We have reviewed several existing methods for detecting cross phenotype associations. Choosing an appropriate statistical approach depends on the study design, phenotypes, data availability and genetic heterogeneity. Systematic simultaneous analysis of multiple traits could improve the quality of inferences from analysis of outcomes that all relate to the biological construct of interest. Compared to multivariate approaches that model all outcomes simultaneously, combining statistics from the univariate analysis has the advantages of involving fewer assumptions about the relationships among individual phenotypes. For most published GWAS, obtaining summary data is substantially easier than accessing individual-level phenotype and genotype data. Compared with existing methods, CPASSOC has multiple advantages for identifying cross-phenotype associations. It can accommodate opposite risk effects and different types of phenotypic traits, either correlated, independent, continuous, or binary traits.
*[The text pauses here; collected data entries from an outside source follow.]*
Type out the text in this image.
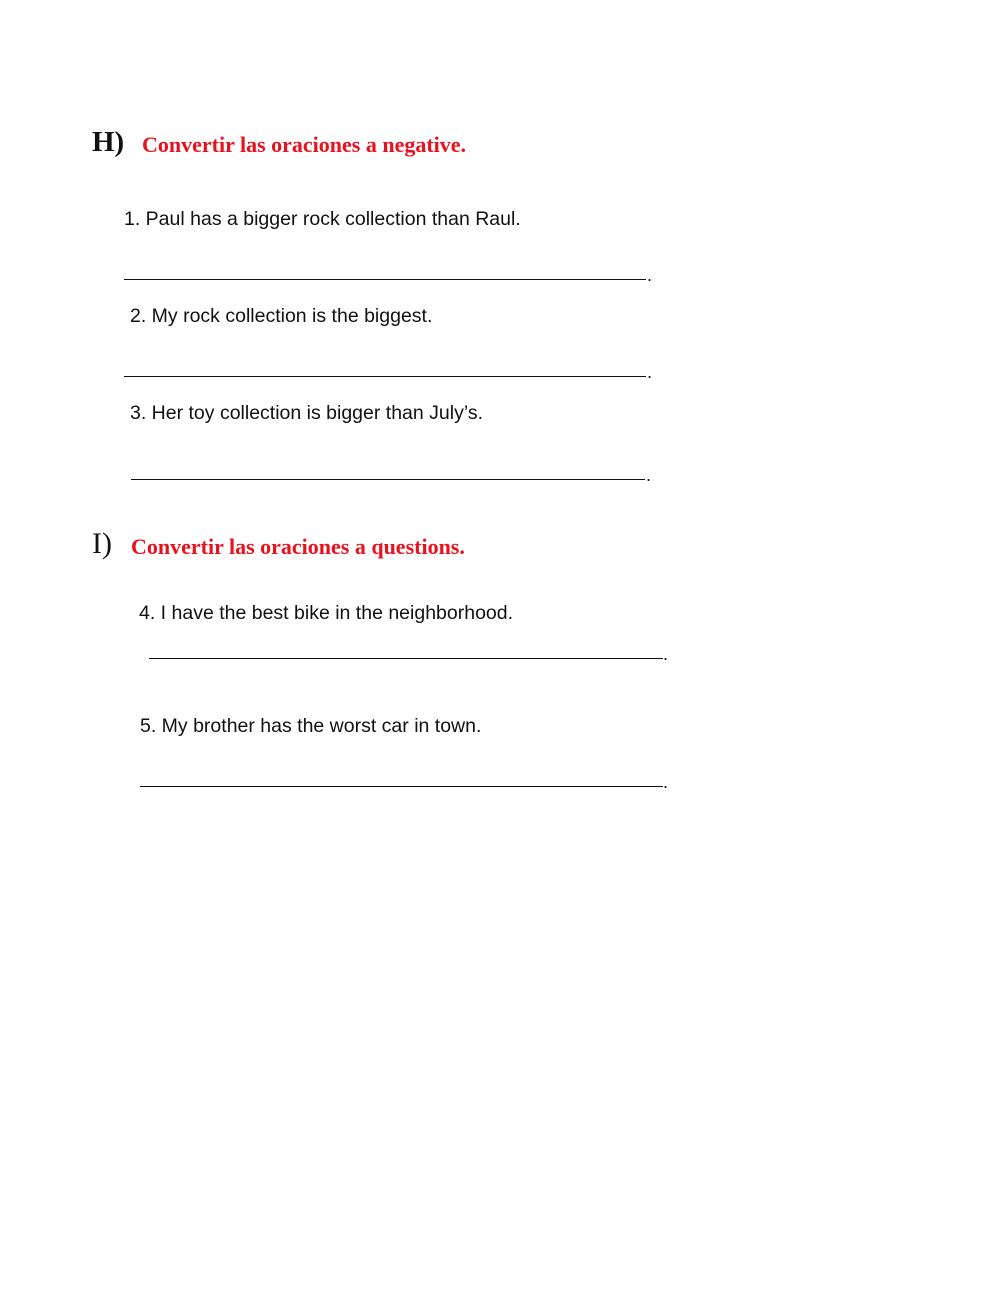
H) Convertir las oraciones a negative.
1. Paul has a bigger rock collection than Raul.
.
2. My rock collection is the biggest.
.
3. Her toy collection is bigger than July’s.
.
I) Convertir las oraciones a questions.
4. I have the best bike in the neighborhood.
.
5. My brother has the worst car in town.
.
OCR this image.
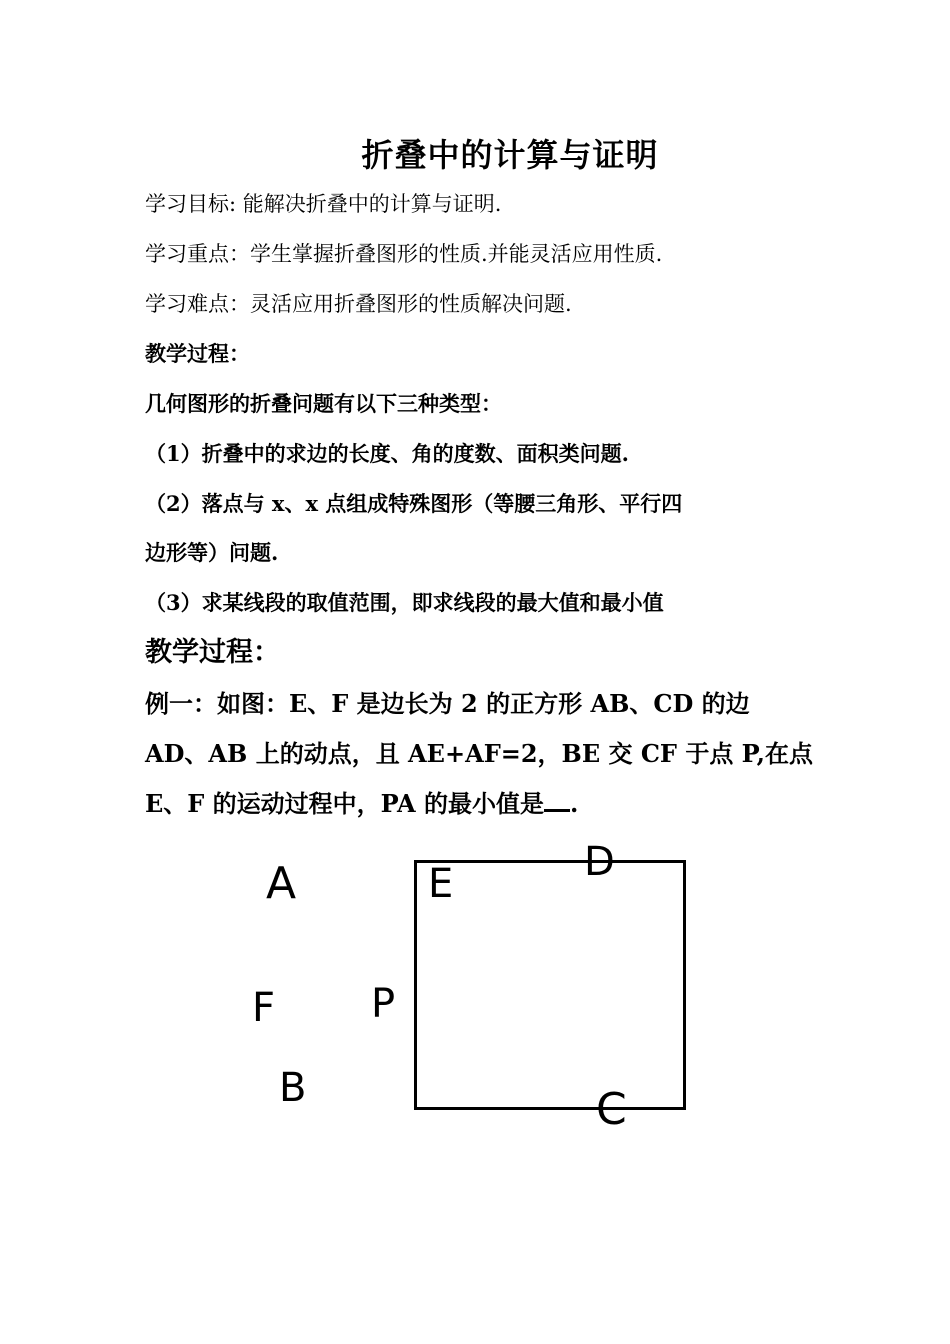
折叠中的计算与证明
学习目标: 能解决折叠中的计算与证明.
学习重点：学生掌握折叠图形的性质.并能灵活应用性质.
学习难点：灵活应用折叠图形的性质解决问题.
教学过程：
几何图形的折叠问题有以下三种类型：
（1）折叠中的求边的长度、角的度数、面积类问题.
（2）落点与 x、x 点组成特殊图形（等腰三角形、平行四
边形等）问题.
（3）求某线段的取值范围，即求线段的最大值和最小值
教学过程：
例一：如图：E、F 是边长为 2 的正方形 AB、CD 的边
AD、AB 上的动点，且 AE+AF=2，BE 交 CF 于点 P,在点
E、F 的运动过程中，PA 的最小值是 .
A	E	D
F P
B	C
It is well suited for overlapping or related subjects within and among different studies or cohorts. Since this approach accounts for the correlations of test statistics among traits or cohorts, SHom and SHet are able to control the effect of cryptic relatedness occurring among cohorts.

2. Methods

In this section, we will illustrate the procedure for conducting CPASSOC analysis with the sex-specific summary statistics of the three traits: height, BMI and WHRadjBMI (38), which were downloaded from the GIANT consortium website (https://www.broadinstitute.org/collaboration/giant/index.php/GIANT_consortium_data_files).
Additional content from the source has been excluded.